Ce sont ce type d’initiatives qui permettent de visibiliser les bénéfices du modèle et d’identifier les défis à relever pour son déploiement à plus grande échelle. Il faudra également développer l’utilisation de matériaux biosourcés et géosourcés pour instaurer une vraie durabilité de la construction hors-site.
Exemple de Nantes : le hors-site comme solution à la crise du logement
Nantes fait face depuis plusieurs années à une pression croissante sur le marché du logement. La demande dépasse largement l'offre, notamment en matière de logements sociaux. Avec environ 38 000 demandes de logements sociaux en attente, la métropole nantaise illustre les problématiques auxquelles sont confrontées de nombreuses grandes villes françaises.
La ville de Nantes construit en moyenne 900 HLM par an, alors que le PLH en prévoit 2000. Face à cette situation, le hors-site a été adopté comme une solution innovante et efficace pour répondre au besoin de Logements neufs à Nantes.
Une réponse rapide et efficace à la demande de logements
Pour faire face à cette demande urgente, Nantes Métropole a misé sur la construction hors-site afin de réduire les délais de réalisation des projets de logements sociaux. En utilisant des modules préfabriqués, il est possible de construire un immeuble en quelques mois seulement, là où une construction traditionnelle aurait nécessité plus d'un an. Cette rapidité permet de répondre rapidement aux besoins des familles en attente de logement.
La densification urbaine étant un enjeu majeur pour les villes comme Nantes, le hors-site offre des solutions flexibles pour exploiter au mieux les espaces disponibles. La surélévation d'immeubles existants avec des modules légers en bois, par exemple, est une technique qui a déjà été mise en œuvre avec succès.
Les projets actuels construits en hors-site à Nantes
Que ce soit sur des projets déjà construits ou en passe de l’être, Nantes a d’ores et déjà fait appel à la construction hors sol dans plusieurs cas emblématiques.
L’ancienne caserne Mellinet, par exemple, a été réhabilitée et accueille désormais 50 studios du centre d’hébergement pour les sans-abris, qui ont été construits en atelier puis installés sur place.

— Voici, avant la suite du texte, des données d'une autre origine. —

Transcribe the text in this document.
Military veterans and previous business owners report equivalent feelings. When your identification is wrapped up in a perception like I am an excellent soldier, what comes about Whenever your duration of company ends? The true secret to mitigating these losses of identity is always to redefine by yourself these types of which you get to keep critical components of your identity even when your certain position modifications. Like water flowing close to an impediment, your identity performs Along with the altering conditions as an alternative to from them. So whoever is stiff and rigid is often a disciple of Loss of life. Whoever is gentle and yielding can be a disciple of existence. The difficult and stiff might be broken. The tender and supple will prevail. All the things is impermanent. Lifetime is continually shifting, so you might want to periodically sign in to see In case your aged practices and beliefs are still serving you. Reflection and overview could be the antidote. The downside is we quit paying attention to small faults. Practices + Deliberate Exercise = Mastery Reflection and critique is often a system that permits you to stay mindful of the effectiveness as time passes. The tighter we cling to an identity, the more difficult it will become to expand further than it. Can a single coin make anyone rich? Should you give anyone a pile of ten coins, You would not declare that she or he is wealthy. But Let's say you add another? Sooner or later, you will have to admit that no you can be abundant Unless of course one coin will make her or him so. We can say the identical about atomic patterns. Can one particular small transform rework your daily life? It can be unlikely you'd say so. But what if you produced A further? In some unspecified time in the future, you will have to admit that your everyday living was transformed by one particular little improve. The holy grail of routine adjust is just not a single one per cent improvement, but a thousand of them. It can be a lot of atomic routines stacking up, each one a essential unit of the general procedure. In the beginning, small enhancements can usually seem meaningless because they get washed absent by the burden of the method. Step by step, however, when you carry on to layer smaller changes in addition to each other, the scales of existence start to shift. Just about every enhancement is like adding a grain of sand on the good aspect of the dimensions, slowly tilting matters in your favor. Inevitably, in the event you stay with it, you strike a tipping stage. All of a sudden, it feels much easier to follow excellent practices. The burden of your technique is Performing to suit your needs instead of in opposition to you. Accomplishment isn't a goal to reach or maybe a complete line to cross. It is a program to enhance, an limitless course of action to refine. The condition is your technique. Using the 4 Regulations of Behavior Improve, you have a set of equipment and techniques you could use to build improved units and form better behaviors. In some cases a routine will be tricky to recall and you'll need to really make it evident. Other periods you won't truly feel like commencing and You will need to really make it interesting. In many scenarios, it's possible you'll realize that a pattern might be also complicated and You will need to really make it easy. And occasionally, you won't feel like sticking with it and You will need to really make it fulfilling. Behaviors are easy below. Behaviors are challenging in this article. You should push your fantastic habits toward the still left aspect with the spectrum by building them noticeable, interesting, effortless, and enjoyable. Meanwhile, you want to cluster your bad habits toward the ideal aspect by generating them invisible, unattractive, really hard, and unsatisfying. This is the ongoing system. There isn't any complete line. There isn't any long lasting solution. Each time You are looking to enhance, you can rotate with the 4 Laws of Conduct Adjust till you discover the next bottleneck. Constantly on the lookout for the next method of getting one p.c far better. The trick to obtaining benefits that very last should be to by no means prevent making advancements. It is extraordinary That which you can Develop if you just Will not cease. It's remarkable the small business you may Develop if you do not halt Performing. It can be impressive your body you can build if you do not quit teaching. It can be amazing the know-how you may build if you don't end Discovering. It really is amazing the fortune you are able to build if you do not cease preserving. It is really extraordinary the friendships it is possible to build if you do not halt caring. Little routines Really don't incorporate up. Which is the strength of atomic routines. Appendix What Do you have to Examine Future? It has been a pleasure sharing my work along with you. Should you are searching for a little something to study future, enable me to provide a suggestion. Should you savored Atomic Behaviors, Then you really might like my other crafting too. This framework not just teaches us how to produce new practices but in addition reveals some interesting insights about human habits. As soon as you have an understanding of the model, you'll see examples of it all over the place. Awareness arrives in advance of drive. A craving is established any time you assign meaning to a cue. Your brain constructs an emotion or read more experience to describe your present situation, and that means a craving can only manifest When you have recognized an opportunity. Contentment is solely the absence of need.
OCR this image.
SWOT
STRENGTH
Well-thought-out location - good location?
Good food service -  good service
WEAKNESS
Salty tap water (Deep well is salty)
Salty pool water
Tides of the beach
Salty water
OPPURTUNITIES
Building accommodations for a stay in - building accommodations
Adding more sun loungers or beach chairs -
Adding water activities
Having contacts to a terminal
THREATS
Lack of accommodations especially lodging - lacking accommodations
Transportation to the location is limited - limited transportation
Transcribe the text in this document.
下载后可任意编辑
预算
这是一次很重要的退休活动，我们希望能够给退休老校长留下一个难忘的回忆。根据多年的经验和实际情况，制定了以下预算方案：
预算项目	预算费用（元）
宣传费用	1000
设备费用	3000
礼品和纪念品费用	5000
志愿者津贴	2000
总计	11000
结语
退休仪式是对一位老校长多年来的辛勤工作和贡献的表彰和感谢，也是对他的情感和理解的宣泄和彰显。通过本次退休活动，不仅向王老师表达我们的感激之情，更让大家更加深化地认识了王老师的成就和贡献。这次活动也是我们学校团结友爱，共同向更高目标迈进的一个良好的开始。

De même, le projet de résidence pour réfugiés et jeunes actifs du Petit Port est un programme de 100 studios modulaires qui doit être livré d’ici la fin de l’année 2024. Ces studios, préfabriqués en atelier, seront assemblés directement sur le terrain (un ancien parking qui sera réadapté).
D’ici l’été 2025, un autre parking (relais Goudy à Nantes sud) sera réadapté pour accueillir deux nouvelles résidences sociales temporaires, composées également d’habitats modulaires qui seront construits hors-site.